Я провела языком по внезапно пересохшим губам, но ничего не сказала.
- Украли картину не из музея, - добавила Марина. - А из частной коллекции. Она принадлежала одной еврейской семье. Моей семье, между прочим.
- Вашей? - оторопело переспросила я, лихорадочно пытаясь вспомнить, были ли негры среди представителей пятидесяти колен Израилевых.
- Я понимаю ваше удивление, мисс Тимберлейк. Однако позвольте напомнить, что иудаизм - это вероисповедание, а вовсе не национальность. Да, я вышла замуж за молодого человека из еврейской семьи. Дедушку и бабушку моего мужа зовут Харри и Сельма Вайс. Они - с Лонг-Айленда. "Поле, поросшее чертополохом" принадлежит им.
- Все это очень интересно, миссис Вайс, но при чем тут я?
Марина небрежно разгладила морщинку на жемчужно-серой юбке. - У нас есть основания подозревать, что эта картина в настоящее время находится у вас.
Душа моя ушла в пятки. - Что за чепуха? - выдавила я. - Торговлей крадеными картинами я отродясь не занималась.
- Возможно, злостного умысла вы и не питали. Однако на аукционе, который состоялся в среду вечером, картину приобрели именно вы...
- Но я приобрела лишь жалкую копию! Если это "Звездная ночь", то я папа римский!

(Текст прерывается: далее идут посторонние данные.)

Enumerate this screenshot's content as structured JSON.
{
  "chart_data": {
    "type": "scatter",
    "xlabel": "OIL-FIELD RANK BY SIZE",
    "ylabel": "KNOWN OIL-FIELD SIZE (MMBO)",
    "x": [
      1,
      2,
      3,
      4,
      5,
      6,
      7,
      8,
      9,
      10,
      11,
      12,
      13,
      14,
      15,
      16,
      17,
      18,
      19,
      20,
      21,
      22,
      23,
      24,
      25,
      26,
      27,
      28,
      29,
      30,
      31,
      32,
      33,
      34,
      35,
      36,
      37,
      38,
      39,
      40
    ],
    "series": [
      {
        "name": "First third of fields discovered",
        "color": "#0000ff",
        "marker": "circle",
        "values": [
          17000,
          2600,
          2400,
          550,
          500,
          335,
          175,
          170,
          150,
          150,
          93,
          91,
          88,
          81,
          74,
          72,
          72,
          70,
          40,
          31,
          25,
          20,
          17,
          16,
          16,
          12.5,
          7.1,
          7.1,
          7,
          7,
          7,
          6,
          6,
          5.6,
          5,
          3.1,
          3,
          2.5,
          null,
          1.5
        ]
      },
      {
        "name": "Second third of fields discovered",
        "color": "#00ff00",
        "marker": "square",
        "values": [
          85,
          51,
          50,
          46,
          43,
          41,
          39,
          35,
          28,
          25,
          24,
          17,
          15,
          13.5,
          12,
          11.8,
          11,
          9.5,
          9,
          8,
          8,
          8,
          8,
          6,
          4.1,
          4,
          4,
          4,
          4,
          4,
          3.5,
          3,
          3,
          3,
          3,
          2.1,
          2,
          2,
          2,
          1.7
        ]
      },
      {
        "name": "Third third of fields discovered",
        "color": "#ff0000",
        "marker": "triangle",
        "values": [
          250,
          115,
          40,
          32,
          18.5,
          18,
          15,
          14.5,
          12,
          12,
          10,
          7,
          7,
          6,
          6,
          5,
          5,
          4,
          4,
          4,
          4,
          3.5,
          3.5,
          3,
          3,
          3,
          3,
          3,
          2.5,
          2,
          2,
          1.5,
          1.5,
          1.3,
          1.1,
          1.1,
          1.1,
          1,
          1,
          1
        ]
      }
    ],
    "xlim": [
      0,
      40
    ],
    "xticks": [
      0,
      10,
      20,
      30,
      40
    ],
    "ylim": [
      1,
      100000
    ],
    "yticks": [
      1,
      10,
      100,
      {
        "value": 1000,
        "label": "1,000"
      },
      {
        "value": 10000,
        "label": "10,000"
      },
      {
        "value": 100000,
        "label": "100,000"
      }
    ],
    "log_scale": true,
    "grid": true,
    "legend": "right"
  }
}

- Ну, разумеется, это подделка, мисс Тимберлейк. Однако я подозреваю, что написана она поверх "Поля, поросшего чертополохом". Возможно, для этого использовалась легко смываемая краска на водной основе.
Тут я уже почувствовала себя гораздо увереннее. Даже нашла в себе силы отлепиться от магнолии.
- Заверяю вас, мисс Вайс, что вы заблуждаетесь. Так называемая "Звездная ночь" - единственная картина на холсте. Краски просвечивают с обратной стороны. Более того, с обратной стороны картина смотрится даже лучше.
Марина улыбнулась. - Могу я взглянуть на нее?
- Боюсь, что это невозможно.
В первый раз мне показалось, что Марина лишилась толики самоуверенности. - Неужели вы ее продали?
- В некотором роде, да.
Красивое лицо Марины утратило сочный шоколадный цвет и приобрело болезненный пепельно-сероватый оттенок. - Так быстро? Кому?
- Я продала ее в тот же вечер. Другому следователю. Профессионалу из полиции.
- И - за какую сумму? - В голосе Марины явственно звучало недоверие. Честные полицейские, мисс Тимберлейк, столько не зарабатывают.
- Этот зарабатывает. Картина досталась ему за десять долларов. По-моему, такая сумма Грегу вполне по карману.
- За десять долларов? - глаза Марины полезли на лоб.
- Да, но без рамки. Вот такую рамку Грег точно позволить себе не может. Ему вечно не хватает денег, чтобы ездить на рыбалку, а...
- Мисс Тимберлейк. - Марина шагнула вперед, а я, наоборот, попятилась. - Мисс Тимберлейк, вы хотите уверить меня, что продали один из величайших шедевров всех времен - гениальную картину, принадлежащую семье моего мужа - всего за десять долларов?